LE FILS à JO
Sortie le 12 Janvier 2011
Rencontre avec
Philippe GUILLARD & Gérard LANVIN |
Dans la famille CANAVARO, on est rugbymen de pères en fils. Tom est un pré-ado qui préfère les mathématiques au terrain du ballon ovale. La détermination de Jo aidé de ses amis, va mobiliser tout le village pour monter une équipe de jeunes afin de ne pas casser le mythe du nom et d’une renommée.
MB :
Il s’agit d’une histoire humaine plus que de sport ?
PG : Je n’imaginais pas que j’allais faire un spectacle dans la famille du rugby, mais sur les relations humaines.
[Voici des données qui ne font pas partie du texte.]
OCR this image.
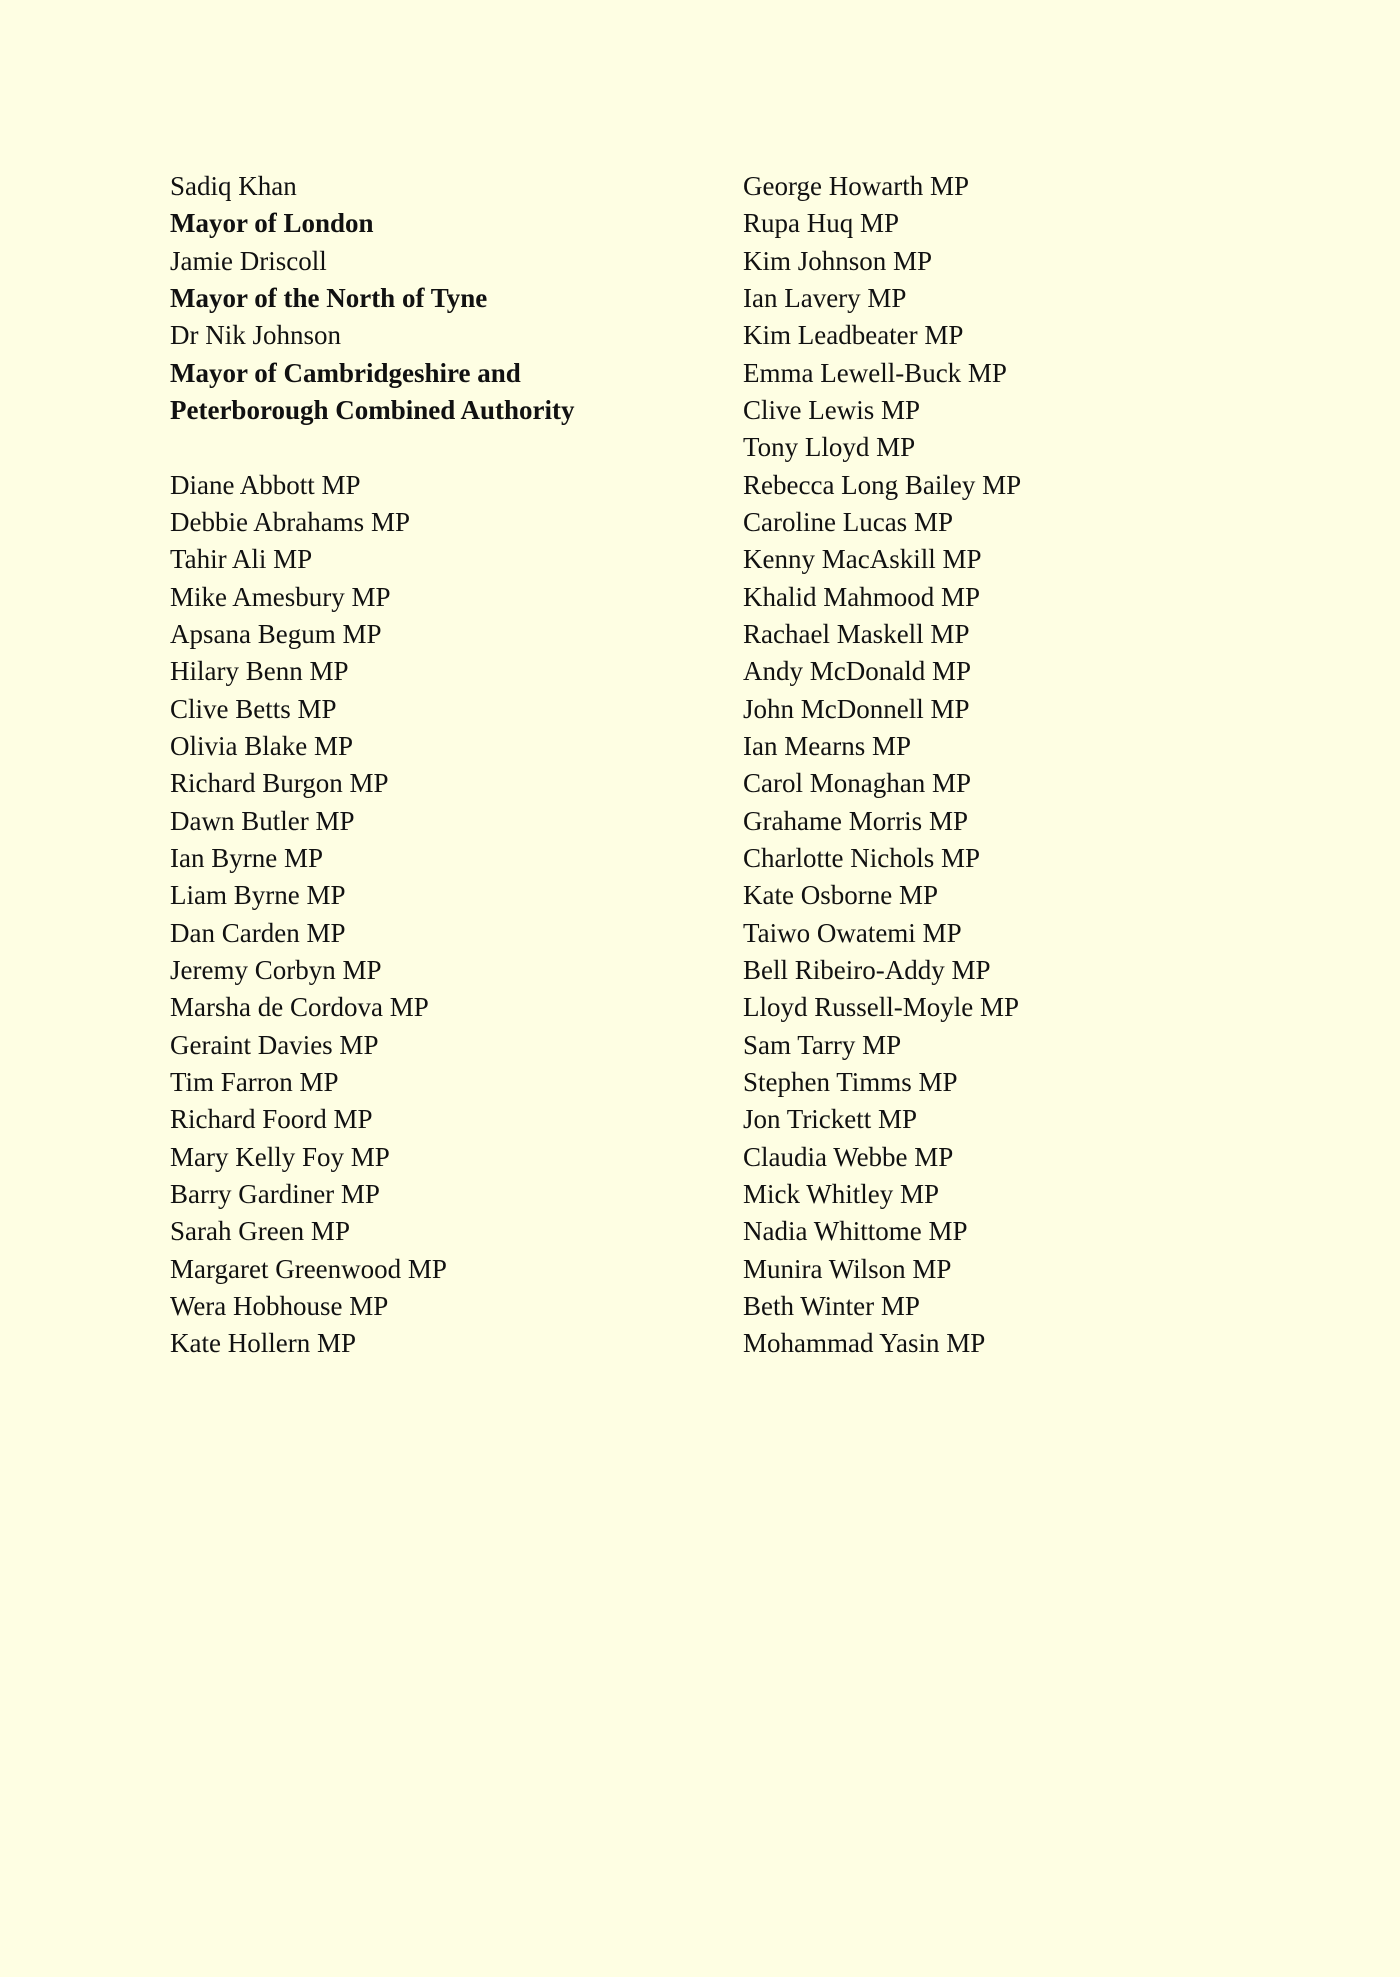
Sadiq Khan
Mayor of London
Jamie Driscoll
Mayor of the North of Tyne
Dr Nik Johnson
Mayor of Cambridgeshire and
Peterborough Combined Authority
Diane Abbott MP
Debbie Abrahams MP
Tahir Ali MP
Mike Amesbury MP
Apsana Begum MP
Hilary Benn MP
Clive Betts MP
Olivia Blake MP
Richard Burgon MP
Dawn Butler MP
Ian Byrne MP
Liam Byrne MP
Dan Carden MP
Jeremy Corbyn MP
Marsha de Cordova MP
Geraint Davies MP
Tim Farron MP
Richard Foord MP
Mary Kelly Foy MP
Barry Gardiner MP
Sarah Green MP
Margaret Greenwood MP
Wera Hobhouse MP
Kate Hollern MP
George Howarth MP
Rupa Huq MP
Kim Johnson MP
Ian Lavery MP
Kim Leadbeater MP
Emma Lewell-Buck MP
Clive Lewis MP
Tony Lloyd MP
Rebecca Long Bailey MP
Caroline Lucas MP
Kenny MacAskill MP
Khalid Mahmood MP
Rachael Maskell MP
Andy McDonald MP
John McDonnell MP
Ian Mearns MP
Carol Monaghan MP
Grahame Morris MP
Charlotte Nichols MP
Kate Osborne MP
Taiwo Owatemi MP
Bell Ribeiro-Addy MP
Lloyd Russell-Moyle MP
Sam Tarry MP
Stephen Timms MP
Jon Trickett MP
Claudia Webbe MP
Mick Whitley MP
Nadia Whittome MP
Munira Wilson MP
Beth Winter MP
Mohammad Yasin MP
J’étais heureux que l’on me donne cette chance et je suis soulagé. Ce film dégage des émotions, il est touchant.
MB :
Pourquoi avoir choisi ce titre ?
PG : Parce que dans le sud-ouest, on dit « le fils à…, la fille à » avec une faute et non pas : « Le fils de, ou la fille de… » Qui est plus conventionnel.
MB : Comment s’est fait le choix des personnages ?
PG : Il fallait que je m’entoure de personnes de confiance, réunir trois personnes qui avaient confiance en moi en retour. Même s’il y a eu des frictions entres elles par le passé, je savais que je pouvais les réunir, ils étaient faits pour ces rôles. Et tout a bien fonctionné entre eux. Olivier MARCHAL dit « Le Chinois » parce qu’il en fait trop, et Vincent MOSCATO est Pompon un homme seul et perdu sans JO.
MB : Pourquoi avoir choisi Gérard LANVIN pour le rôle principal ?
PG : Sous son image un peu macho, il y avait quelque chose d’émouvant, et qu’il pouvait être JO, ce père touchant.
MB : Jérémie DUVAL est Tom, le fils de Jo, comment s’est fait la rencontre ?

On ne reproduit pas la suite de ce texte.